Nikt nie chce pierwszy krzyknąć, że król jest nagi. A prawda jest taka (krzyczymy to głośno): KRÓL JEST NAGI — to znaczy: NIE MA ŻADNEJ GROŹNEJ MASOWEJ EPIDEMII. Mamy sezonową odmianę przeziębienia o większej zjadliwości. Cała reszta to nasze lęki i świetna marketingowo nazwa, która sprawia wrażenie, że z jednej strony mamy jakiegoś króla wirusów, a z drugiej korona (zwłaszcza cierniowa) kojarzy się z cierpieniem i zjadliwością.

To o czym piszemy można łatwo zweryfikować. Jeśli rząd i naukowcy, którzy mu doradzają to prawdziwi eksperci, to dlaczego nie wprowadzono specjalnych działań od razu, gdy w Chinach rozpoczęła się ta grypa?
Czekano na reakcję ludzi. Gdy wystąpił pierwszy przypadek w Polsce to nagle rząd zaczął wprowadzać nowe prawo — i to nie prawo przygotowane zawczasu, ale naprędce sklecone przepisy, które wyglądają jak napisane „na kolanie”.
Zamykanie uczelni nie wyniknęło z przemyśleń mędrców danej akademii, ale było wynikiem podążania za paniką sprowokowaną przez polityków.
Oczywiście nie możemy wykluczyć, że rząd w tajemnicy tworzył jakieś rozwiązania z odpowiednim wyprzedzeniem, i nie informował ludzi, by nie siać paniki.

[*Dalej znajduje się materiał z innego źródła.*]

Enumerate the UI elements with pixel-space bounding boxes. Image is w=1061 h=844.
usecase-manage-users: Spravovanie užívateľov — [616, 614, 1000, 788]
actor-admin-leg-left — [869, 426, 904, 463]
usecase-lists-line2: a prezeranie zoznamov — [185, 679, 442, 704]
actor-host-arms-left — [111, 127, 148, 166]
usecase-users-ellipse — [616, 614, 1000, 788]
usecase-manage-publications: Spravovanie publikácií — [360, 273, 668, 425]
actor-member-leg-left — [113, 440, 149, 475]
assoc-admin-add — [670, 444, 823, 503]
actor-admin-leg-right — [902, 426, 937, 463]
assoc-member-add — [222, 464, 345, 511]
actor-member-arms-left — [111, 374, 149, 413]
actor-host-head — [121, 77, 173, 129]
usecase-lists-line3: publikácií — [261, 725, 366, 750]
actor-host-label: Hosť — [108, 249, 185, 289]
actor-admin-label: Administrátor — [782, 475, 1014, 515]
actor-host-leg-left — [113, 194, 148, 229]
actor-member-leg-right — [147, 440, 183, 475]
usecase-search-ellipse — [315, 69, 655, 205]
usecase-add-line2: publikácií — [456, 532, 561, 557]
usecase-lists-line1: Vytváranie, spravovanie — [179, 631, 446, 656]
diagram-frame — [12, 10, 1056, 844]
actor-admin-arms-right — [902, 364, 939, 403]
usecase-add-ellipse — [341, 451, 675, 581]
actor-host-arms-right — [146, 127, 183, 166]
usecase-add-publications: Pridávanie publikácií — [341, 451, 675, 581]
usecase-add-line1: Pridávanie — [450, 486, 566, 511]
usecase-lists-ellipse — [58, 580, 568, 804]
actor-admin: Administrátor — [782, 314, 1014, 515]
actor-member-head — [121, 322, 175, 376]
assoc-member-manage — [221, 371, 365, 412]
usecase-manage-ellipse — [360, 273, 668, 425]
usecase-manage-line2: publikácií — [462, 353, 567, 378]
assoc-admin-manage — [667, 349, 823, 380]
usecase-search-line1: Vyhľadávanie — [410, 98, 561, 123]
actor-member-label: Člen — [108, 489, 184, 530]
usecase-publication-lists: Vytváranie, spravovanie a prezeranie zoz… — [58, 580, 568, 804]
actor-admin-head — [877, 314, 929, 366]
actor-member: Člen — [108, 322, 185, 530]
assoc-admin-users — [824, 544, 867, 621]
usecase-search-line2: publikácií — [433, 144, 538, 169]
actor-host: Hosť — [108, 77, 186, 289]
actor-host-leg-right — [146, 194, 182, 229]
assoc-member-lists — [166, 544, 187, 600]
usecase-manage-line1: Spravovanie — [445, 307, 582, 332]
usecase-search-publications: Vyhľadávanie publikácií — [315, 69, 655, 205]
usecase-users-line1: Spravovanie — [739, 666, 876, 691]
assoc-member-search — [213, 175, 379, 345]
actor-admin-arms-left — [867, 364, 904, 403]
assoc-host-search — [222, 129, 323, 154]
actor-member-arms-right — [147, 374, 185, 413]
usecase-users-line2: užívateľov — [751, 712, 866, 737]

To nadal jest dowód naszej tezy: społeczeństwem rządzą emocje (głównie lęki) a nie racjonalna i opanowana refleksja. Jeśli rząd to zakłada w swych działaniach to przyznaje, że problemem nie jest wirus, ale głupota i ludzkie lęki.

Co można zrobić? Chyba nic. Większość stada w panice może nawet skoczyć w przepaść jeśli owa czeluść wabić będzie iluzją bezpieczeństwa. My możemy pisać i krzyczeć, ale zostaniemy zignorowani przez większość, a to ona ma „rację” w demokracji…

Wygląda więc na to, że najgroźniejsza epidemia świata, ma się dobrze, i wciąż brak na nią leku. Mamy na myśli epidemię głupoty i lęków.

Edytowano: 08.02.2022 r., 21.06.2023 r.